In Pace Christi

Pasquali Carlo

Pasquali Carlo
Data di nascita : 25/01/1925
Luogo di nascita : Verona
Voti temporanei : 15/08/1946
Voti perpetui : 20/09/1951
Data ordinazione : 07/06/1952
Data decesso : 18/05/2008
Luogo decesso : Verona/I

P. Carlo arrivò in Uganda nel 1965, con un gruppo di confratelli che, per la maggior parte erano stati espulsi dal Sudan nel 1964. Venne mandato nel sud del paese, nella diocesi di Kabale, per iniziare una nuova missione in quella regione che, tradizionalmente, era territorio dei Missionari d’Africa o Padri Bianchi. Per quasi un anno visse con loro per imparare la lingua, essere introdotto alla cultura dei Banyankole e ai metodi pastorali della diocesi.

P. Carlo era nato il 25 gennaio 1925 a Verona dove entrò dai Missionari Comboniani. Fece la prima professione a Venegono nel 1946 e fu prefetto a Rebbio e a Troia. Completò gli studi teologici a Venegono dove fu ordinato sacerdote nel 1952.

Subito dopo l’ordinazione fu mandato nel Sud Sudan per quasi dieci anni (Palotaka, Lafon, Tali e Kwörejik); nel 1961, fu richiamato in Italia dove rimase cinque anni. Quando venne il momento di tornare in missione, a causa dell’espulsione dei missionari dal Sudan, fu mandato in Uganda e lì, tranne un breve periodo di rotazione in Italia (1990-1992), ha trascorso quasi tutto il resto della sua vita, lavorando a Makiro, Nyamwegabira, Pakwach, Kambuga, Kyamuhunga, Kigumba e nell’ospedale di Lacor.

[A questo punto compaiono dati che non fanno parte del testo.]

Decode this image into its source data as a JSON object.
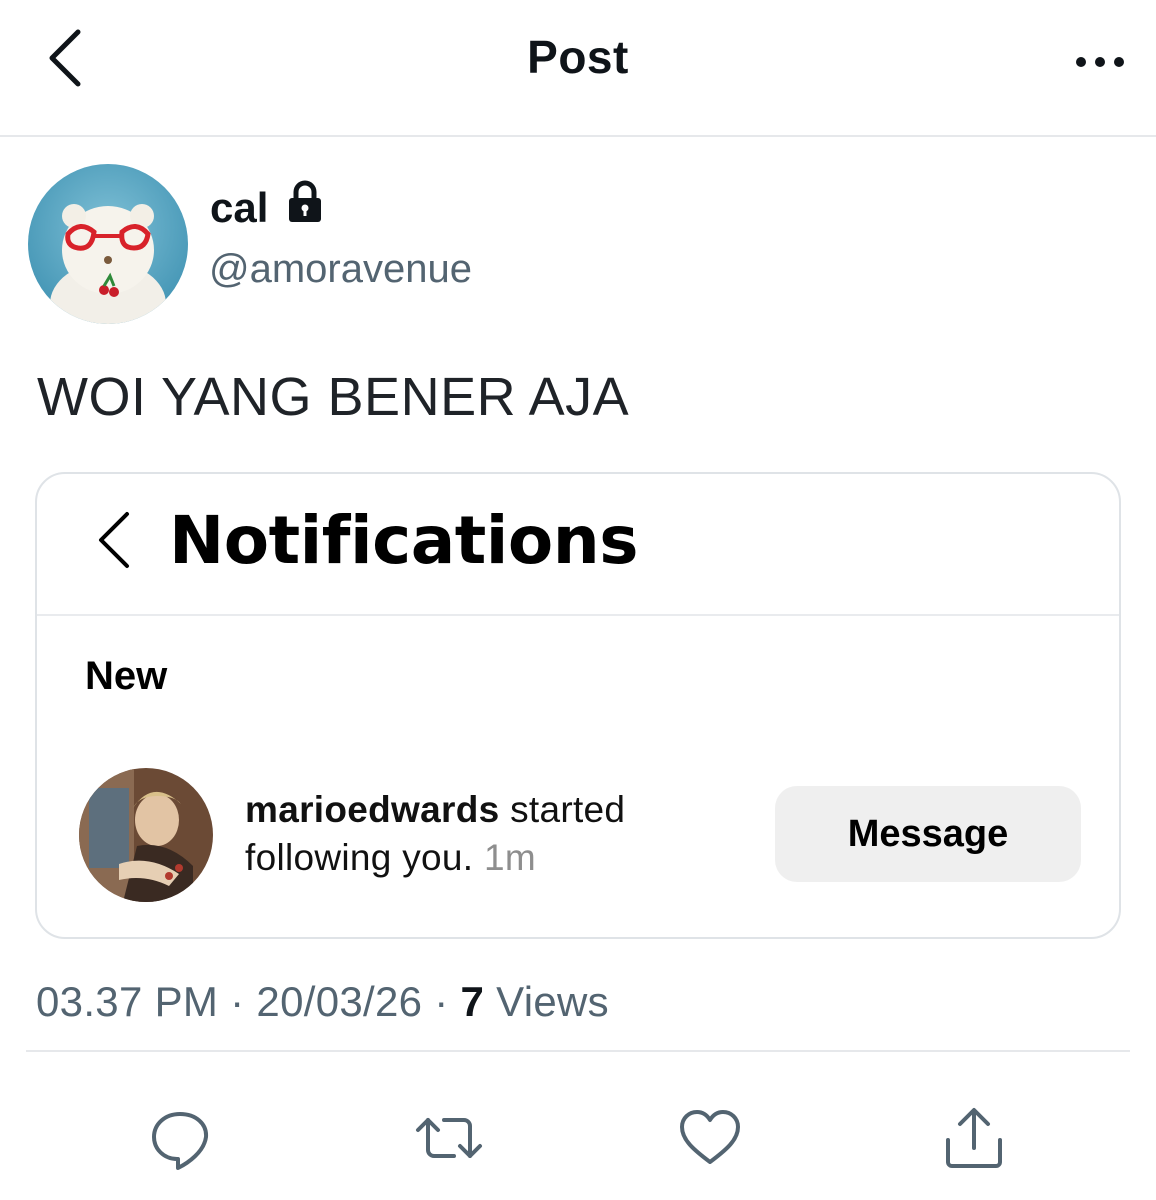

La vita nella diocesi di Kabale era piuttosto dura agli inizi. Le sue lettere sottolineano la mancanza di strutture e dei mezzi essenziali per aprire una nuova missione, in un luogo completamente sconosciuto ai Missionari Comboniani. C’era anche una certa tensione, dovuta alla presenza sia di missionari provenienti dal Sudan che di altri, assegnati direttamente all’Uganda. Dopo le prime vacanze in Italia (1971), P. Carlo andò come parroco nella comunità di Makiro e quando questa fu consegnata alla diocesi, manifestò la sua disponibilità ad andare ovunque fosse stato inviato. Fu quindi assegnato alla missione di Nyamwegabira dove rimase fino al luglio 1980, data in cui anche questa fu consegnata alla diocesi. P. Carlo ritornò per un altro breve periodo di vacanze in Italia. Nel frattempo, nella zona del West Nile a causa della guerra, parte della popolazione fuggì nello Zaire e i Missionari Comboniani la seguirono per assisterla. Nonostante l’insicurezza della zona e la difficoltà di dover affrontare una nuova diocesi, un nuovo popolo e una nuova lingua, incoraggiato dall’esempio di Comboni, accettò di andare a lavorare nella missione di Pakwach, tra gli Alur.

Alla fine del 1982, P. Carlo era a Roma per il Corso di rinnovamento. Al suo ritorno fu assegnato al Kigezi, nella parrocchia di Kambuga aperta di recente. Nominato superiore, dovette risolvere tensioni e contrasto che influirono profondamente su di lui. Tuttavia, anche se sentiva il peso della costruzione della nuova casa, rimase fino alla sua inaugurazione.

Nella seconda metà del 1985, la guerra civile era stata particolarmente cruenta e le comunità del Kigezi erano rimaste tagliate fuori dall’Uganda. Così, finita la guerra, P. Carlo poté fare un po’ di vacanze per recuperarsi dallo stress accumulato in quegli anni. Dopo il Corso di rinnovamento a Roma, fu di nuovo assegnato all’Uganda (1992) nella nuova comunità di Kyamuhunga, anche questa nella diocesi di Mbarara. Nel gennaio 2001, all’età di 76 anni, P. Carlo fu trasferito a Kigumba: ancora una volta, nuova comunità, nuovo popolo, nuova lingua, nuove tradizioni e nuova metodologia pastorale. La sua salute però cominciò a deteriorarsi e gli fu chiesto di occuparsi dell’ospedale di Lacor come cappellano.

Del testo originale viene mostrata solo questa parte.